Post by trawglodyte »

wiak wrote: Sun Jan 21, 2024 7:35 am

What is indeed very important is to identify new characteristics that should be carefully maintained in all future Pups; not doing so would be a disaster since Bookworm will sooner or later also need replaced as Linux technology continually develops and matures. Of course, these kind of system-installation-usage 'essentials' are not always the most fun to play with from developer's point of view, can be difficult, technical, boring to work with

My idea was so long as you install BookwormPup64 first, who can write to the EFI, can easily download rEFInd, and can give you a grub rEFInd will find.
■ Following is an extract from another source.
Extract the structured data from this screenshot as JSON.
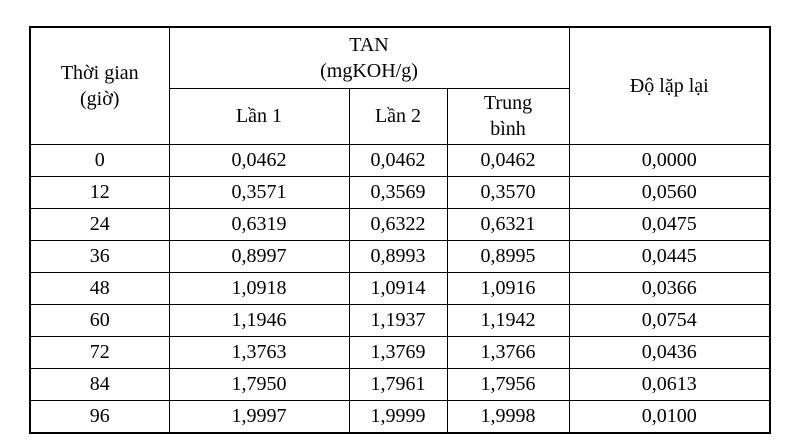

Well, then it doesn't matter that much if subsequent pups you add can do that stuff or not. Bookworm just needs to put them in grub.cfg and point to their vmlinuz and initrd.gz.

When you add additional pups you don't even try to write to the EFI. You just make a folder for them on your Puppy partition and get their files in the folder. FrugalPup installer is one way to do that with the "Settings" and "Puppy" buttons. Then you need to update grub.cfg on the EFI. One way to do that is reboot, go to BookwormPup and do FrugalPup installer>Boot> selecting update config only.

But I'm not sure if I'm right about that though. What I was hoping was by keeping Bookworm in charge of the grub menu I could install other pups to take a look at that maybe don't have some of those things developed so well. Who knows, maybe for someone building a pup they could leave out quite a bit with the idea that it gets installed under Bookworm?